Anyone who has felt the scorching heat of a South Dakota summer or braved a blinding Montana snowstorm without the aid of modern technology appreciates just how tough Lakota men and women once were. One account says a fit man could go four days without food and water, carry a deer on his shoulders for a day, and run from sun up to sundown. We were so tough in fact, that a people of some 20 thousand stood against a nation of 20 million in 1851 and over 30 million in 1868 to force peace treaties. Though outnumbered more than one against a thousand, we never backed down, gave up, or relinquished our land, religion, and God given rights to live according to our beliefs. It is this never surrender, never retreat attitude that allowed a select few to keep our culture and spirituality alive during the early reservation days, despite every attempt by the dominant culture to “kill the Indian to save the man.” The Lakota attitude drives modern day warriors to provide for their families, keep our spirituality alive, teach in schools, care for their tiyospaye, and fight for tribal sovereignty and a better life for our people.

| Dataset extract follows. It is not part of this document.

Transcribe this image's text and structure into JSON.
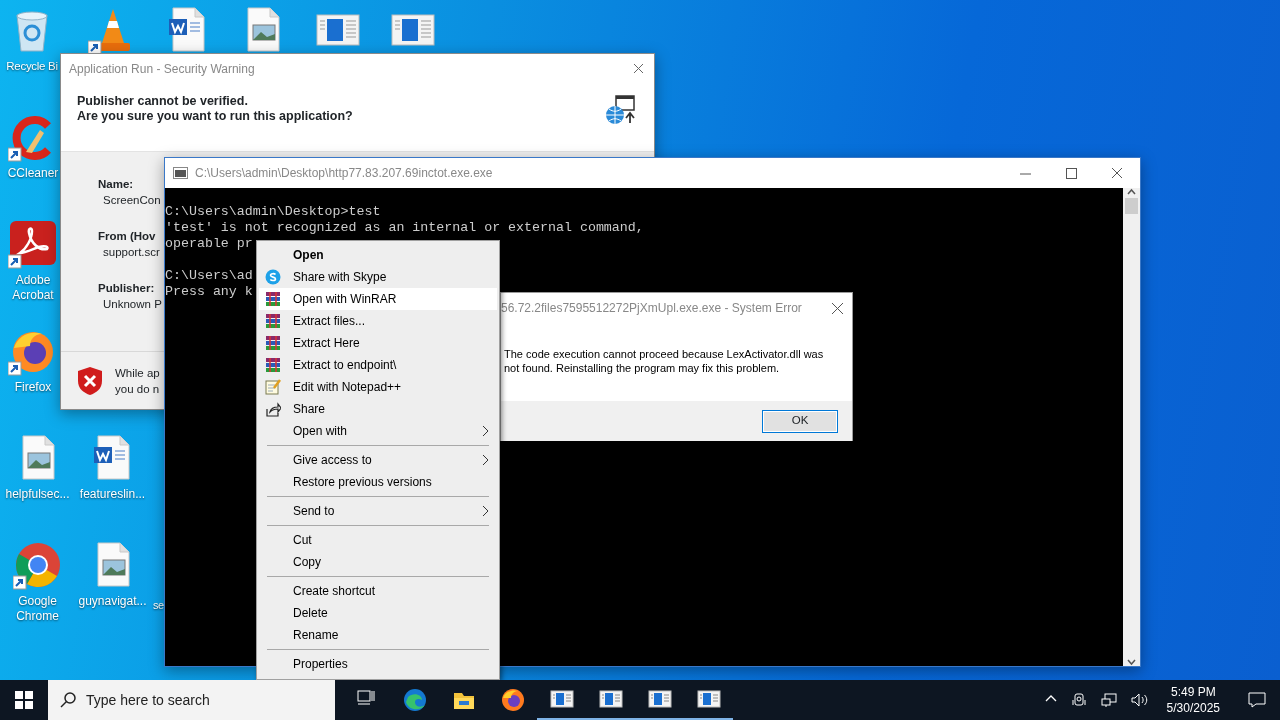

From birth Lakota children were instilled with all the virtues, the seven principle ones being wacantognaka (generosity) wowacintanka (fortitude), woohitika (bravery) wohola (respect), waonsila (compassion), wowahwala (humility), and woksape (wisdom). The Lakota warrior provided food not only his family, but for those who could not provide for themselves as well. Any difficulty could be overcome because one’s actions determined if the tribe lived or died. With the understanding that God was guiding your actions, riding into the middle of a stampeding buffalo herd was normal. In a world where you depended upon the earth for food, clothing, and medicine, one understood the worth and value of family and creation. Enduring hardships such as pain and starvation created care and empathy for others. Years of learning how from your elders showed individuals their place within the family, tiyospaye, and tribe. A full life of accomplishment and life lessons provided people with an understanding of how to be a good relative and inhabitant of the earth."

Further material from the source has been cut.